// Google Console verify

Pole vault legend Bubka to run for top IAAF job

28 Jan 2015, 16:18

National Olympic Committee President Sergei Bubka speaks during a news conference at the National Olympic Committee in Kiev, Ukraine, on 20 June 2012. File Photo: Reuters

Berlin: Former Olympic pole vault champion Sergey Bubka announced on Wednesday he is running for the presidency of world athletics body IAAF, taking on Briton Sebastian Coe in a battle between two of the sport’s greats.

Bubka, who won an Olympic gold medal, six consecutive world championship titles and set 35 world records, wants to lead the International Association of Athletics Federations when President Lamine Diack steps down later this year.

Fellow IAAF vice-president Coe, a double 1,500m Olympic champion and the chief organiser of the London 2012 Olympics, announced his candidacy late last year.

“Following the decision of the Executive Committee of the Ukrainian athletic federation and recommendations of my colleagues and friends from the athletics family, I am announcing my decision to stand as a candidate for the presidency of the IAAF”, the Ukrainian said in a statement.

“From the days when I played in the streets of my homeland Ukraine to winning gold medals at world athletics championships, my life has always been about sport,” he said.

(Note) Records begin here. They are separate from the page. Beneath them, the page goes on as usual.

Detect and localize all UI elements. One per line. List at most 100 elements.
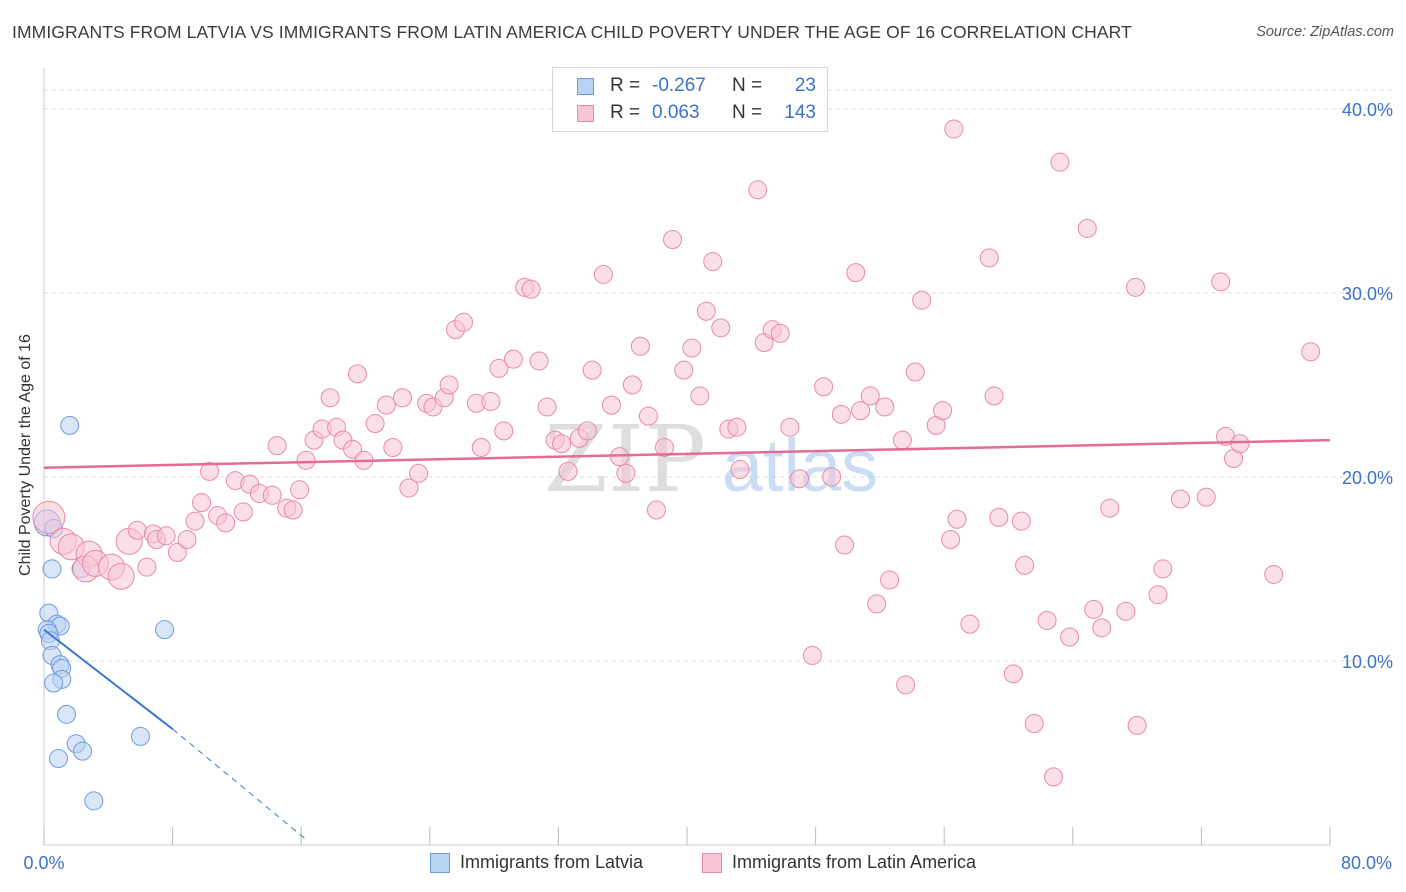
point-latam	[1060, 627, 1080, 647]
point-latam	[880, 570, 900, 590]
point-latvia	[44, 673, 64, 693]
point-latam	[831, 404, 851, 424]
bottom-legend-latvia: Immigrants from Latvia	[430, 852, 643, 873]
point-latam	[347, 364, 367, 384]
point-latam	[696, 301, 716, 321]
bottom-legend-latam: Immigrants from Latin America	[702, 852, 976, 873]
point-latam	[601, 395, 621, 415]
point-latam	[558, 461, 578, 481]
point-latam	[521, 279, 541, 299]
point-latam	[780, 417, 800, 437]
axes	[43, 68, 1331, 846]
point-latam	[593, 264, 613, 284]
point-latam	[167, 542, 187, 562]
bottom-swatch-latvia	[430, 852, 450, 873]
y-tick-label: 30.0%	[1342, 284, 1393, 304]
point-latam	[748, 180, 768, 200]
tick-labels: 10.0% 20.0% 30.0% 40.0% 0.0% 80.0%	[23, 100, 1393, 873]
point-latam	[320, 388, 340, 408]
point-latam	[944, 119, 964, 139]
point-latam	[233, 502, 253, 522]
data-points	[32, 119, 1321, 811]
source-label: Source: ZipAtlas.com	[1256, 24, 1394, 40]
point-latam	[622, 375, 642, 395]
point-latam	[409, 463, 429, 483]
point-latam	[663, 229, 683, 249]
point-latam	[616, 463, 636, 483]
point-latam	[1003, 664, 1023, 684]
point-latvia	[60, 415, 80, 435]
point-latam	[392, 388, 412, 408]
trend-line-latvia-extension	[172, 728, 307, 840]
point-latam	[481, 391, 501, 411]
point-latam	[984, 386, 1004, 406]
y-axis-label: Child Poverty Under the Age of 16	[17, 334, 34, 576]
point-latam	[711, 318, 731, 338]
point-latam	[1024, 714, 1044, 734]
point-latam	[471, 437, 491, 457]
trend-line-latam	[43, 438, 1331, 469]
point-latam	[177, 529, 197, 549]
point-latam	[1050, 152, 1070, 172]
legend-n-value-latam: 143	[784, 102, 816, 123]
grid-lines	[44, 89, 1392, 662]
bottom-legend-label-latam: Immigrants from Latin America	[732, 852, 977, 872]
point-latam	[960, 614, 980, 634]
point-latam	[503, 349, 523, 369]
point-latam	[107, 562, 135, 590]
point-latam	[1127, 715, 1147, 735]
legend-row-latvia: R = -0.267 N = 23	[577, 74, 816, 98]
point-latam	[941, 529, 961, 549]
point-latam	[822, 467, 842, 487]
point-latam	[875, 397, 895, 417]
legend-r-label: R =	[610, 75, 641, 96]
legend-r-value-latvia: -0.267	[652, 75, 706, 96]
trend-lines	[43, 438, 1331, 840]
point-latam	[439, 375, 459, 395]
point-latam	[1301, 342, 1321, 362]
legend-n-label: N =	[732, 75, 763, 96]
point-latam	[933, 401, 953, 421]
point-latam	[383, 437, 403, 457]
y-tick-label: 20.0%	[1342, 468, 1393, 488]
point-latvia	[73, 741, 93, 761]
point-latam	[1171, 489, 1191, 509]
point-latam	[638, 406, 658, 426]
point-latam	[267, 436, 287, 456]
point-latvia	[130, 726, 150, 746]
point-latam	[790, 469, 810, 489]
point-latam	[127, 520, 147, 540]
point-latam	[835, 535, 855, 555]
x-tick-label: 80.0%	[1341, 853, 1392, 873]
point-latam	[1044, 767, 1064, 787]
y-tick-label: 10.0%	[1342, 652, 1393, 672]
point-latam	[376, 395, 396, 415]
point-latam	[582, 360, 602, 380]
point-latam	[1077, 218, 1097, 238]
legend-swatch-latam	[577, 104, 594, 122]
point-latam	[283, 500, 303, 520]
bottom-swatch-latam	[702, 852, 722, 873]
point-latam	[489, 358, 509, 378]
point-latam	[1015, 555, 1035, 575]
point-latam	[137, 557, 157, 577]
point-latam	[1125, 277, 1145, 297]
point-latam	[682, 338, 702, 358]
point-latvia	[155, 620, 175, 640]
point-latam	[494, 421, 514, 441]
point-latam	[690, 386, 710, 406]
trend-line-latvia	[43, 628, 174, 730]
point-latam	[703, 252, 723, 272]
point-latam	[896, 675, 916, 695]
point-latam	[846, 263, 866, 283]
point-latam	[860, 386, 880, 406]
legend-r-value-latam: 0.063	[652, 102, 700, 123]
point-latam	[1196, 487, 1216, 507]
correlation-legend: R = -0.267 N = 23 R = 0.063 N = 143	[552, 67, 828, 132]
legend-row-latam: R = 0.063 N = 143	[577, 101, 816, 125]
point-latam	[654, 437, 674, 457]
point-latam	[947, 509, 967, 529]
point-latam	[529, 351, 549, 371]
point-latam	[646, 500, 666, 520]
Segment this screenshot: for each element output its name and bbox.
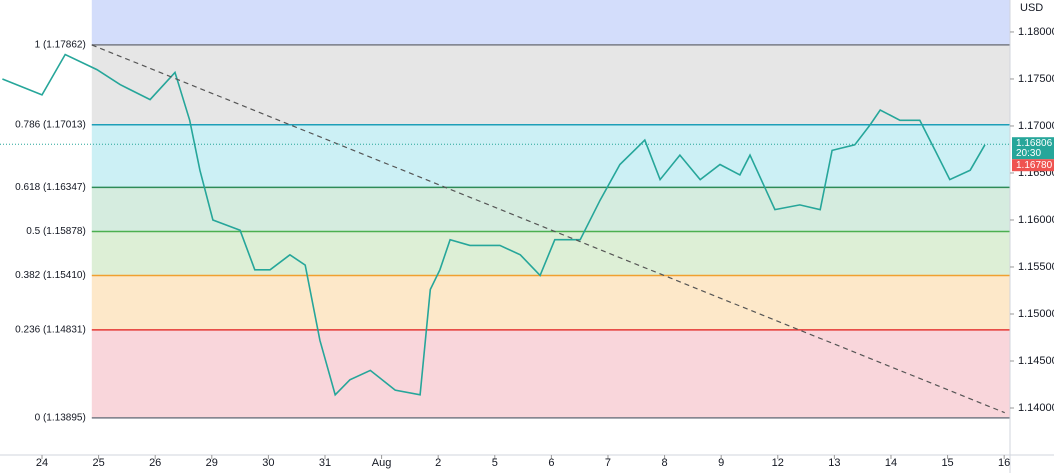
y-tick-label: 1.16000 xyxy=(1018,214,1054,226)
x-tick-label: 14 xyxy=(885,457,897,469)
x-tick-label: 12 xyxy=(772,457,784,469)
fib-band xyxy=(91,124,1011,188)
fib-band xyxy=(91,231,1011,276)
x-tick-label: 16 xyxy=(998,457,1010,469)
fib-band xyxy=(91,187,1011,232)
y-tick-label: 1.17000 xyxy=(1018,120,1054,132)
y-tick-label: 1.18000 xyxy=(1018,26,1054,38)
x-tick-label: 31 xyxy=(319,457,331,469)
y-tick-label: 1.15000 xyxy=(1018,308,1054,320)
x-tick-label: 6 xyxy=(548,457,554,469)
x-tick-label: 29 xyxy=(206,457,218,469)
y-tick-label: 1.14500 xyxy=(1018,355,1054,367)
axis-title: USD xyxy=(1020,2,1043,14)
fib-band xyxy=(91,275,1011,330)
x-tick-label: 2 xyxy=(435,457,441,469)
x-tick-label: 8 xyxy=(662,457,668,469)
x-tick-label: Aug xyxy=(372,457,392,469)
y-tick-label: 1.14000 xyxy=(1018,402,1054,414)
x-tick-label: 9 xyxy=(718,457,724,469)
fib-band xyxy=(91,0,1011,45)
fib-label: 1 (1.17862) xyxy=(35,40,86,51)
x-tick-label: 7 xyxy=(605,457,611,469)
x-tick-label: 5 xyxy=(492,457,498,469)
y-tick-label: 1.15500 xyxy=(1018,261,1054,273)
x-tick-label: 15 xyxy=(941,457,953,469)
x-tick-label: 13 xyxy=(828,457,840,469)
fib-label: 0.5 (1.15878) xyxy=(26,226,86,237)
price-line xyxy=(2,53,986,397)
fib-label: 0.786 (1.17013) xyxy=(15,119,86,130)
price-tag-label: 1.16806 xyxy=(1016,138,1053,149)
fib-band xyxy=(91,44,1011,125)
price-tag-label: 1.16780 xyxy=(1016,160,1053,171)
price-tag xyxy=(1012,159,1054,172)
fib-label: 0.236 (1.14831) xyxy=(15,325,86,336)
x-tick-label: 26 xyxy=(149,457,161,469)
fib-label: 0.382 (1.15410) xyxy=(15,270,86,281)
x-tick-label: 24 xyxy=(36,457,48,469)
price-tag xyxy=(1012,137,1054,160)
trend-line xyxy=(91,44,1005,414)
x-tick-label: 30 xyxy=(262,457,274,469)
fib-label: 0 (1.13895) xyxy=(35,413,86,424)
y-tick-label: 1.17500 xyxy=(1018,73,1054,85)
x-tick-label: 25 xyxy=(92,457,104,469)
fib-label: 0.618 (1.16347) xyxy=(15,182,86,193)
fib-band xyxy=(91,329,1011,418)
price-tag-time: 20:30 xyxy=(1016,148,1041,159)
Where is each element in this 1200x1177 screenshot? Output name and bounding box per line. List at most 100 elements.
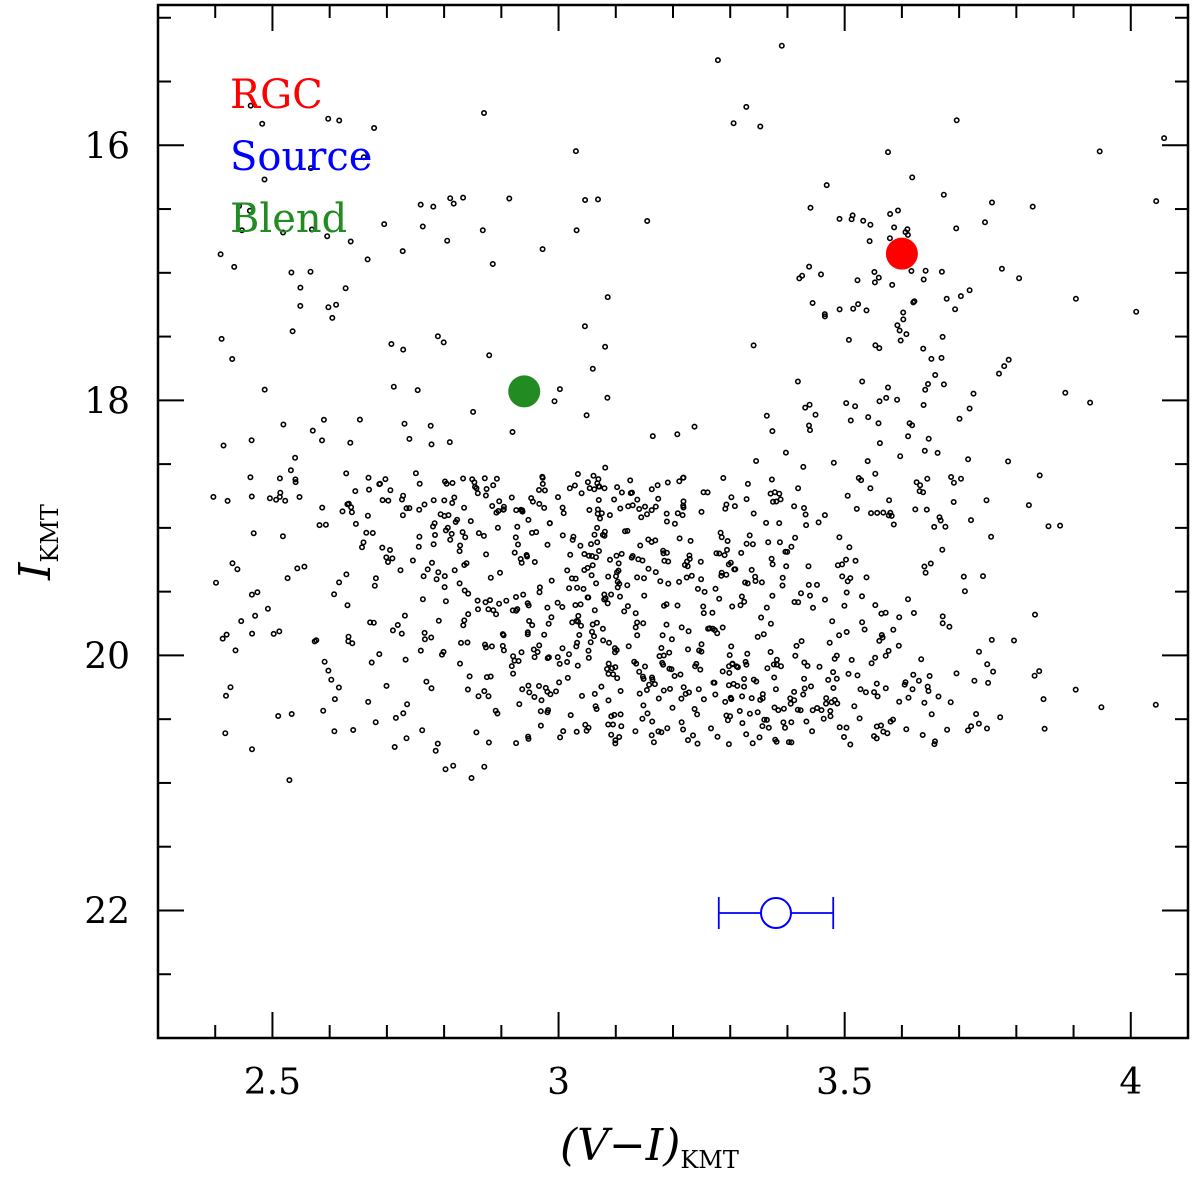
field-star-point [769, 498, 776, 505]
field-star-point [843, 724, 850, 731]
field-star-point [863, 307, 870, 314]
field-star-point [564, 658, 571, 665]
field-star-point [655, 728, 662, 735]
field-star-point [261, 386, 268, 393]
field-star-point [665, 580, 672, 587]
field-star-point [519, 508, 526, 515]
field-star-point [496, 569, 503, 576]
field-star-point [467, 518, 474, 525]
field-star-point [750, 510, 757, 517]
field-star-point [615, 567, 622, 574]
field-star-point [924, 475, 931, 482]
field-star-point [541, 504, 548, 511]
field-star-point [923, 506, 930, 513]
field-star-point [419, 223, 426, 230]
field-star-point [823, 182, 830, 189]
field-star-point [548, 614, 555, 621]
field-star-point [1001, 363, 1008, 370]
field-star-point [887, 718, 894, 725]
field-star-point [913, 479, 920, 486]
field-star-point [804, 662, 811, 669]
field-star-point [676, 578, 683, 585]
field-star-point [659, 659, 666, 666]
field-star-point [664, 479, 671, 486]
field-star-point [598, 683, 605, 690]
field-star-point [739, 720, 746, 727]
field-star-point [577, 622, 584, 629]
field-star-point [1029, 203, 1036, 210]
field-star-point [875, 420, 882, 427]
field-star-point [871, 268, 878, 275]
field-star-point [716, 550, 723, 557]
field-star-point [605, 639, 612, 646]
field-star-point [905, 433, 912, 440]
field-star-point [709, 609, 716, 616]
field-star-point [710, 679, 717, 686]
field-star-point [328, 676, 335, 683]
field-star-point [556, 679, 563, 686]
field-star-point [880, 509, 887, 516]
field-star-point [448, 530, 455, 537]
field-star-point [365, 474, 372, 481]
field-star-point [768, 555, 775, 562]
field-star-point [1045, 523, 1052, 530]
field-star-point [997, 714, 1004, 721]
field-star-point [783, 563, 790, 570]
field-star-point [428, 634, 435, 641]
field-star-point [652, 503, 659, 510]
field-star-point [678, 695, 685, 702]
field-star-point [953, 117, 960, 124]
field-star-point [965, 456, 972, 463]
field-star-point [1040, 696, 1047, 703]
field-star-point [1057, 522, 1064, 529]
field-star-point [489, 260, 496, 267]
field-star-point [872, 602, 879, 609]
field-star-point [661, 557, 668, 564]
field-star-point [843, 589, 850, 596]
field-star-point [906, 420, 913, 427]
field-star-point [1032, 611, 1039, 618]
field-star-point [925, 435, 932, 442]
field-star-point [975, 648, 982, 655]
field-star-point [482, 492, 489, 499]
field-star-point [286, 777, 293, 784]
field-star-point [385, 497, 392, 504]
field-star-point [744, 480, 751, 487]
field-star-point [890, 626, 897, 633]
field-star-point [421, 629, 428, 636]
field-star-point [821, 512, 828, 519]
field-star-point [830, 459, 837, 466]
field-star-point [529, 498, 536, 505]
field-star-point [592, 703, 599, 710]
field-star-point [763, 604, 770, 611]
field-star-point [650, 739, 657, 746]
field-star-point [348, 509, 355, 516]
field-star-point [391, 743, 398, 750]
field-star-point [247, 102, 254, 109]
field-star-point [902, 679, 909, 686]
field-star-point [854, 277, 861, 284]
field-star-point [566, 585, 573, 592]
field-star-point [644, 218, 651, 225]
field-star-point [921, 447, 928, 454]
field-star-point [772, 686, 779, 693]
field-star-point [586, 485, 593, 492]
field-star-point [660, 652, 667, 659]
field-star-point [651, 681, 658, 688]
field-star-point [292, 454, 299, 461]
field-star-point [360, 154, 367, 161]
field-star-point [442, 766, 449, 773]
field-star-point [585, 654, 592, 661]
field-star-point [640, 702, 647, 709]
field-star-point [530, 646, 537, 653]
field-star-point [640, 575, 647, 582]
field-star-point [441, 584, 448, 591]
field-star-point [884, 384, 891, 391]
field-star-point [666, 649, 673, 656]
field-star-point [666, 685, 673, 692]
field-star-point [223, 631, 230, 638]
field-star-point [515, 657, 522, 664]
field-star-point [612, 573, 619, 580]
field-star-point [449, 479, 456, 486]
field-star-point [871, 689, 878, 696]
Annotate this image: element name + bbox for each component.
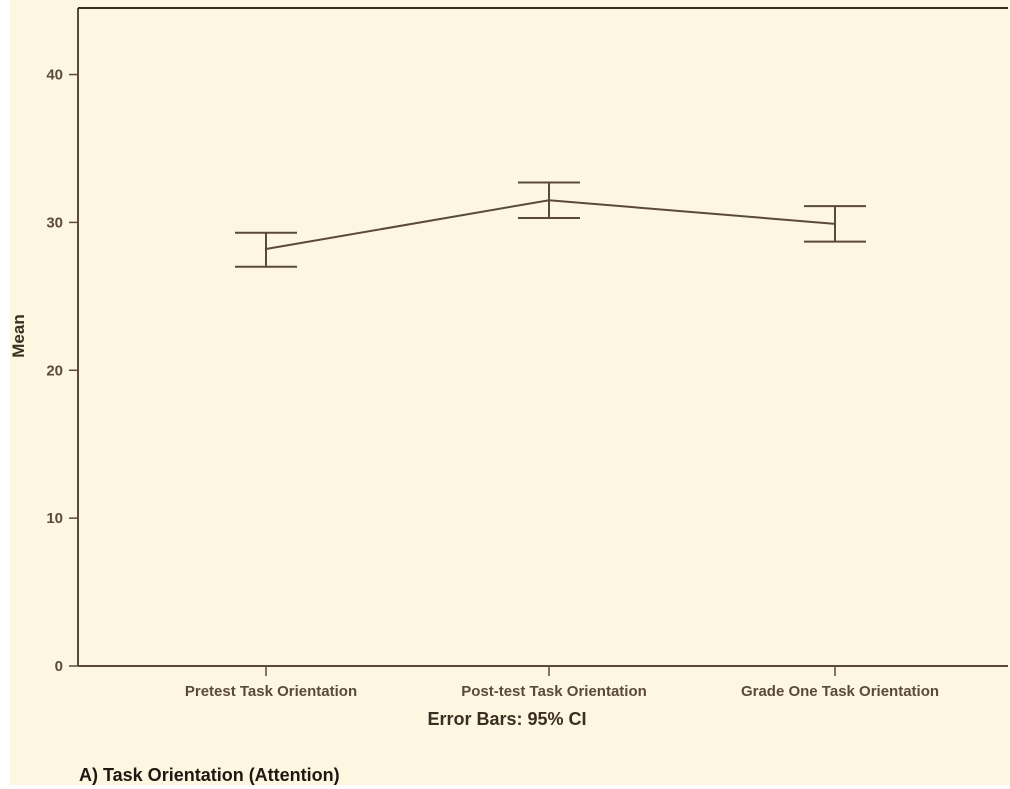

Bubka, one of the biggest names in athletics, has carved out a successful sports administration career in recent years after dominating his sport for more than a decade in the 1980s and 1990s.

The 51-year-old is head of his country’s Olympic Committee as well as an International Olympic Committee member, who in 2013 made an unsuccessful run for the IOC presidency.

“I am ready to work for the good of athletics at every level. I understand the challenges that athletics faces and the opportunities on a national, regional and international level that we have”, Bubka added.

Back when Bubka and Coe were competing, athletics attracted huge TV audiences and often dominated the back pages of newspapers around the world.

Thirty years on, the sport is fighting to make a connection with the next generation.

A dire shortage of recognisable personalities, an ageing audience, a confusing calendar, a continuing struggle to attract interest in the United States and the dark shadow of doping has left athletics fighting for a foothold in an ever-more crowded sporting and leisure landscape.

“We need to seize the opportunity to engage with audiences—young and old—and ensure that the IAAF is the best in class in terms of ethics, transparency, commercial management, good governance and upholding the integrity of our sport”, Bubka said.

“The IAAF I hope to govern will be a source of pride and inspiration to all who love our wonderful sport,” he added. “An IAAF that provides hope, opportunity, innovation, excitement and individual approach to every member federation”.